White Noise (NYFF 2022)

White Noise Film Baumbach
October 16th 2022

The response to Noah Baumbach’s first literary adaptation, based on a novel whose reputation as “unfilmable” he often mentions, has been confused. Variety wonders, “Buzz is strangely muted for the first film ever to serve as the opening night movie of the Venice and New York Film Festivals. But why?” I think the answer has a lot to do with the discrepancy between expectations and results. Thanks to the gravitas lent to the project by source novel author Don DeLillo and stars Adam Driver, Greta Gerwig, and Don Cheadle—a roster that suggests a long-awaited Thanksgiving-weekend juggernaut with aspirations to awards and critical appreciation—the trivial end product comes as something of a surprise. Those who were expecting Inherent Vice (2014, to which White Noise has been compared) or even Cosmopolis (2012, the only other DeLillo novel adapted, boldly but questionably, as an English-language feature) are having feelings akin to those caused by unkept campaign promises. The adaptation’s shortcomings are not immediately obvious, so why the disappointment?

DeLillo’s novel has a verbosity bordering on preciousness, the prose of a man in love with his own wit. But, with that mysterious skill that talented writers often have, he makes this tension work to his advantage. We don’t begrudge him the long and pedantic dialogues about epistemological paradoxes; we feel inclined to humor him the way we humor a windbag professor emeritus who’s too eloquent to stay mad at. The novel’s prevailing tone is set by the acerbic observations about the essential phoniness of academia and the middle-class American family—a tone that, in the adaptation, cedes the stage to a certain kind of cutesiness, the characters’ irksome sophistry twisted into something charming. I don’t want to suggest that Baumbach missed something essential, but the fact that no effort has been made to translate to the screen the self-referential and self-deprecating satire of American intellectuals that is so key to DeLillo’s novel makes it feel like this party never really gets started.

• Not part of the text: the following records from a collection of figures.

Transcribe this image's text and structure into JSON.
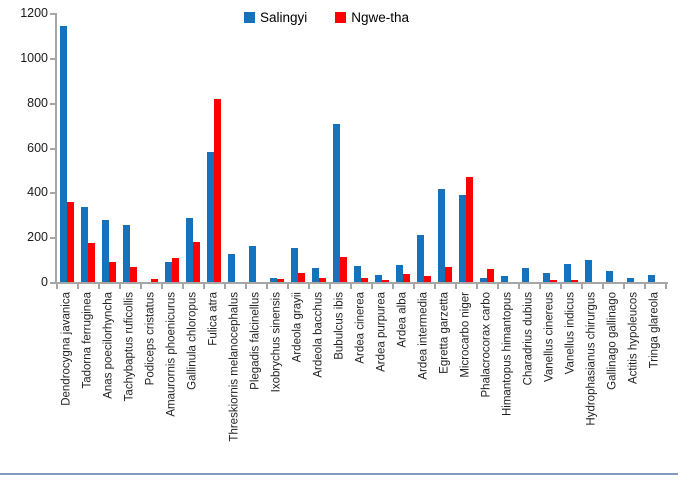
{
  "chart_data": {
    "type": "bar",
    "title": "",
    "xlabel": "",
    "ylabel": "",
    "ylim": [
      0,
      1200
    ],
    "ytick_step": 200,
    "ytick_labels": [
      "0",
      "200",
      "400",
      "600",
      "800",
      "1000",
      "1200"
    ],
    "grid": false,
    "legend_position": "top-center",
    "axis_color": "#a6a6a6",
    "categories": [
      "Dendrocygna javanica",
      "Tadorna ferruginea",
      "Anas poecilorhyncha",
      "Tachybaptus ruficollis",
      "Podiceps cristatus",
      "Amaurornis phoenicurus",
      "Gallinula chloropus",
      "Fulica atra",
      "Threskiornis melanocephalus",
      "Plegadis falcinellus",
      "Ixobrychus sinensis",
      "Ardeola grayii",
      "Ardeola bacchus",
      "Bubulcus ibis",
      "Ardea cinerea",
      "Ardea purpurea",
      "Ardea alba",
      "Ardea intermedia",
      "Egretta garzetta",
      "Microcarbo niger",
      "Phalacrocorax carbo",
      "Himantopus himantopus",
      "Charadrius dubius",
      "Vanellus cinereus",
      "Vanellus indicus",
      "Hydrophasianus chirurgus",
      "Gallinago gallinago",
      "Actitis hypoleucos",
      "Tringa glareola"
    ],
    "series": [
      {
        "name": "Salingyi",
        "color": "#1672ba",
        "values": [
          1140,
          335,
          275,
          255,
          0,
          88,
          285,
          580,
          125,
          160,
          17,
          150,
          63,
          705,
          70,
          32,
          77,
          210,
          415,
          390,
          18,
          28,
          63,
          40,
          80,
          100,
          48,
          17,
          30
        ]
      },
      {
        "name": "Ngwe-tha",
        "color": "#ff0000",
        "values": [
          355,
          175,
          90,
          65,
          12,
          107,
          178,
          815,
          0,
          0,
          14,
          40,
          18,
          113,
          18,
          11,
          36,
          25,
          65,
          470,
          58,
          0,
          0,
          11,
          10,
          0,
          0,
          0,
          0
        ]
      }
    ]
  }
}
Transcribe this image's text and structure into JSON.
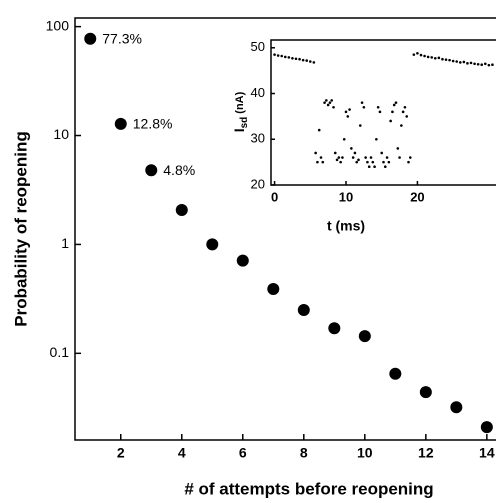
{
  "chart_data": [
    {
      "type": "scatter",
      "xlabel": "# of attempts before reopening",
      "ylabel": "Probability of reopening",
      "x": [
        1,
        2,
        3,
        4,
        5,
        6,
        7,
        8,
        9,
        10,
        11,
        12,
        13,
        14
      ],
      "values": [
        77.3,
        12.8,
        4.8,
        2.07,
        1.0,
        0.71,
        0.39,
        0.25,
        0.17,
        0.144,
        0.065,
        0.044,
        0.032,
        0.021
      ],
      "value_labels": [
        "77.3%",
        "12.8%",
        "4.8%",
        null,
        null,
        null,
        null,
        null,
        null,
        null,
        null,
        null,
        null,
        null
      ],
      "color": "#000000",
      "log_y": true,
      "xlim": [
        0.5,
        14.3
      ],
      "ylim": [
        0.016,
        120
      ],
      "xticks": [
        2,
        4,
        6,
        8,
        10,
        12,
        14
      ],
      "yticks": [
        0.1,
        1,
        10,
        100
      ]
    },
    {
      "type": "scatter",
      "xlabel": "t (ms)",
      "ylabel": {
        "symbol": "I",
        "subscript": "sd",
        "unit": "(nA)"
      },
      "x": [
        0,
        0.5,
        1,
        1.5,
        2,
        2.5,
        3,
        3.5,
        4,
        4.5,
        5,
        5.5,
        5.75,
        6,
        6.25,
        6.5,
        6.75,
        7,
        7.25,
        7.5,
        7.75,
        8,
        8.25,
        8.5,
        8.75,
        9,
        9.25,
        9.5,
        9.75,
        10,
        10.25,
        10.5,
        10.75,
        11,
        11.25,
        11.5,
        11.75,
        12,
        12.25,
        12.5,
        12.75,
        13,
        13.25,
        13.5,
        13.75,
        14,
        14.25,
        14.5,
        14.75,
        15,
        15.25,
        15.5,
        15.75,
        16,
        16.25,
        16.5,
        16.75,
        17,
        17.25,
        17.5,
        17.75,
        18,
        18.25,
        18.5,
        18.75,
        19,
        19.5,
        20,
        20.5,
        21,
        21.5,
        22,
        22.5,
        23,
        23.5,
        24,
        24.5,
        25,
        25.5,
        26,
        26.5,
        27,
        27.5,
        28,
        28.5,
        29,
        29.5,
        30,
        30.5
      ],
      "values": [
        48.5,
        48.3,
        48.2,
        48,
        47.9,
        47.7,
        47.6,
        47.5,
        47.3,
        47.2,
        47.0,
        46.8,
        27,
        25,
        32,
        26,
        25,
        38,
        38.5,
        37.5,
        38,
        38.5,
        37,
        27,
        25.5,
        26,
        25,
        26,
        30,
        36,
        35,
        36.5,
        28,
        26,
        27,
        25,
        25.5,
        33,
        38,
        37,
        26,
        25,
        24,
        26,
        25,
        24,
        30,
        37,
        36,
        27,
        25,
        24,
        26,
        25,
        34,
        36,
        37.5,
        38,
        28,
        26,
        33,
        36,
        37,
        35,
        25,
        26,
        48.5,
        48.8,
        48.4,
        48.2,
        48,
        47.9,
        47.7,
        47.8,
        47.5,
        47.4,
        47.3,
        47.1,
        47,
        46.8,
        46.9,
        46.6,
        46.7,
        46.5,
        46.4,
        46.3,
        46.5,
        46.2,
        46.3
      ],
      "color": "#000000",
      "xlim": [
        -0.5,
        31
      ],
      "ylim": [
        20,
        51.7
      ],
      "xticks": [
        0,
        10,
        20
      ],
      "yticks": [
        20,
        30,
        40,
        50
      ]
    }
  ]
}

Some of the most striking and challenging aspects of DeLillo’s novel are diluted or erased. In the book, the sound of the family’s television is ubiquitous, scenes randomly punctuated by non-sequiturs excerpted from infomercials and nature documentaries. Baumbach hints at this, but he could’ve taken a cue from Fassbinder’s The Third Generation (1979), in which TVs constantly blare in the background and drown out most of the dialogue. It’s hard to blame him for this, but Baumbach also circumvents some of the text’s deliberately uneasy racial dynamics. For example, the adaptation eliminates the character of Orest, Heinrich’s friend “of uncertain pigmentation.” From the novel: “I studied his features. He might have been Hispanic, Middle Eastern, Central Asian, a dark-skinned Eastern European, a light-skinned black. Did he have an accent? I wasn’t sure. Was he a Samoan, a native North American, a Sephardic Jew? It was getting hard to know what you couldn’t say to people.” And the character of Mr. Gray, the mysterious, motel-dwelling purveyor of Dylar, is white in the film, whereas in the novel his ethnic ambiguity is a source of great puzzlement to the narrator: “His nose was flat, his skin the color of a Planter’s peanut. What is the geography of a spoon-shaped face? Was he Melanesian, Polynesian, Indonesian, Nepalese, Surinamese, Dutch-Chinese?” Gladney’s preoccupation with ethnicity is uncomfortable, and it adds the nasty specificity of seeing the world through the eyes of a white academic—a Hitler scholar, no less—with little awareness of his privilege. Getting rid of this facet contributes to making the character too endearing.

The tone is off in several other ways. Instead of eerily hyperarticulate, everyone is precocious in a Royal Tenenbaums kind of way. Driver and Cheadle ham it up when they should be laconic. The whole thing is very theater kid, and this extends to the production design, which is stagey and twee. Where DeLillo’s approach to the airborne toxic event is indirect and understated, Baumbach leans into the spectacle and gives us a set-piece explosion and CGI toxic goo. The massive accident is also pinned on a hapless prole, a grizzled trucker who drops his bourbon at the wrong moment. Why did Baumbach particularize the novel’s oblique—and therefore far more menacing—treatment of this plot point? He seems to have wanted it epic and Spielbergian where it should have been banal, its causes a matter of provincial gossip and distorted by dumb speculation.

Although White Noise has now been filmed, it feels as unfilmable as ever. Maybe, like Little Women before it, DeLillo’s cryptic novel will require several adaptations before anyone cracks it. A challenge for Gerwig?